With three and a half months to go until the carbon tax arrives, the news that Clive Palmer is considering a High Court challenge to it is welcome news.
MINING billionaire Clive Palmer has escalated his campaign against the Gillard government, vowing to mount a High Court challenge to the carbon tax.
As the major political parties wrestled over proposed cuts to company tax, Mr Palmer last night turned his sights to the carbon tax, telling the ABC’s 7.30 he had legal advice that it was unconstitutional.
Asked on what grounds it was unconstitutional, Mr Palmer said: ”The grounds are set out in legal advice and they’ll be coming out in the High Court.”
This could be our last roll of the dice to head off the carbon tax before it is implemented, or at least to delay it in court.
…Treasurer Wayne Swan accused Mr Palmer and other mining bosses Gina Rinehart and Andrew Forrest of wielding too much power and being a threat to democracy.
Last night, Mr Palmer hit back, saying: ”I’ve given away each year more than a hundred times the Treasurer’s salary to Australians who are needy.
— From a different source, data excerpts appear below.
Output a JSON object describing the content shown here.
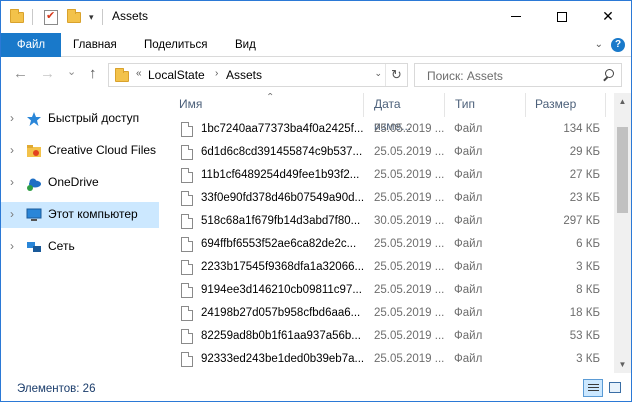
{
  "window": {
    "title": "Assets",
    "controls": {
      "minimize": "",
      "maximize": "",
      "close": "✕"
    }
  },
  "ribbon": {
    "tabs": [
      "Файл",
      "Главная",
      "Поделиться",
      "Вид"
    ],
    "help": "?"
  },
  "nav": {
    "back": "←",
    "forward": "→",
    "recent": "⌄",
    "up": "↑",
    "breadcrumb_overflow": "«",
    "breadcrumb": [
      "LocalState",
      "Assets"
    ],
    "refresh": "↻"
  },
  "search": {
    "placeholder": "Поиск: Assets"
  },
  "sidebar": {
    "items": [
      {
        "label": "Быстрый доступ",
        "icon": "star-icon"
      },
      {
        "label": "Creative Cloud Files",
        "icon": "folder-icon"
      },
      {
        "label": "OneDrive",
        "icon": "cloud-icon"
      },
      {
        "label": "Этот компьютер",
        "icon": "computer-icon",
        "selected": true
      },
      {
        "label": "Сеть",
        "icon": "network-icon"
      }
    ]
  },
  "columns": {
    "name": "Имя",
    "date": "Дата изме...",
    "type": "Тип",
    "size": "Размер"
  },
  "files": [
    {
      "name": "1bc7240aa77373ba4f0a2425f...",
      "date": "25.05.2019 ...",
      "type": "Файл",
      "size": "134 КБ"
    },
    {
      "name": "6d1d6c8cd391455874c9b537...",
      "date": "25.05.2019 ...",
      "type": "Файл",
      "size": "29 КБ"
    },
    {
      "name": "11b1cf6489254d49fee1b93f2...",
      "date": "25.05.2019 ...",
      "type": "Файл",
      "size": "27 КБ"
    },
    {
      "name": "33f0e90fd378d46b07549a90d...",
      "date": "25.05.2019 ...",
      "type": "Файл",
      "size": "23 КБ"
    },
    {
      "name": "518c68a1f679fb14d3abd7f80...",
      "date": "30.05.2019 ...",
      "type": "Файл",
      "size": "297 КБ"
    },
    {
      "name": "694ffbf6553f52ae6ca82de2c...",
      "date": "25.05.2019 ...",
      "type": "Файл",
      "size": "6 КБ"
    },
    {
      "name": "2233b17545f9368dfa1a32066...",
      "date": "25.05.2019 ...",
      "type": "Файл",
      "size": "3 КБ"
    },
    {
      "name": "9194ee3d146210cb09811c97...",
      "date": "25.05.2019 ...",
      "type": "Файл",
      "size": "8 КБ"
    },
    {
      "name": "24198b27d057b958cfbd6aa6...",
      "date": "25.05.2019 ...",
      "type": "Файл",
      "size": "18 КБ"
    },
    {
      "name": "82259ad8b0b1f61aa937a56b...",
      "date": "25.05.2019 ...",
      "type": "Файл",
      "size": "53 КБ"
    },
    {
      "name": "92333ed243be1ded0b39eb7a...",
      "date": "25.05.2019 ...",
      "type": "Файл",
      "size": "3 КБ"
    }
  ],
  "status": {
    "count": "Элементов: 26"
  },
  "colors": {
    "accent": "#1979ca",
    "selection": "#cce8ff",
    "header_text": "#4c607a",
    "folder": "#f3c24a"
  }
}
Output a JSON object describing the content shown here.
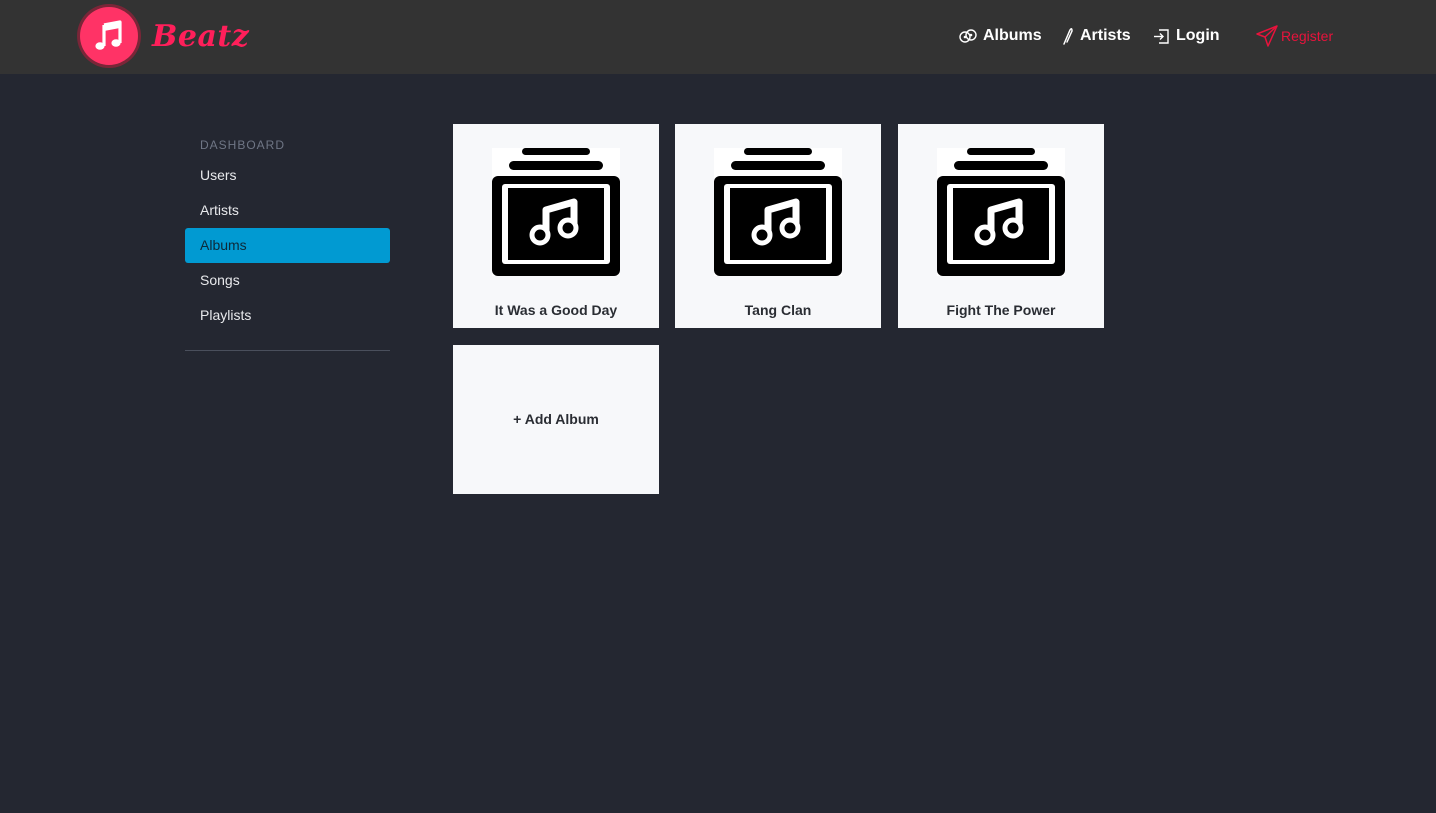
{
  "brand": {
    "name": "Beatz",
    "logo_icon": "music-note-icon",
    "color": "#ff1f5a"
  },
  "nav": {
    "albums": {
      "label": "Albums",
      "icon": "records-icon"
    },
    "artists": {
      "label": "Artists",
      "icon": "feather-icon"
    },
    "login": {
      "label": "Login",
      "icon": "login-icon"
    },
    "register": {
      "label": "Register",
      "icon": "paper-plane-icon",
      "color": "#e8133c"
    }
  },
  "sidebar": {
    "heading": "DASHBOARD",
    "items": [
      {
        "label": "Users",
        "active": false
      },
      {
        "label": "Artists",
        "active": false
      },
      {
        "label": "Albums",
        "active": true
      },
      {
        "label": "Songs",
        "active": false
      },
      {
        "label": "Playlists",
        "active": false
      }
    ],
    "active_color": "#019ad2"
  },
  "albums": [
    {
      "title": "It Was a Good Day",
      "art_icon": "album-stack-music-icon"
    },
    {
      "title": "Tang Clan",
      "art_icon": "album-stack-music-icon"
    },
    {
      "title": "Fight The Power",
      "art_icon": "album-stack-music-icon"
    }
  ],
  "add_album": {
    "label": "+ Add Album"
  }
}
I wonder how much of his salary has he given away to Australians who need that wealth.”
Mr Palmer denied that launching a High Court challenge would prove Mr Swan’s accusation that he and other mining bosses were using their wealth to distort public debate. ”We’ve all got the right to go to High Court,” he said.
If the court rules against the carbon tax, then Palmer will have clarified the public debate by preventing the government by implementing anything unlawful. And anyway, he’ll have the overwhelming support of the Australian public on his side, so I’ll ask; who is the real threat to democracy, Mr Swan?
If he can pull this off, he’ll become the Greatest Living Australian.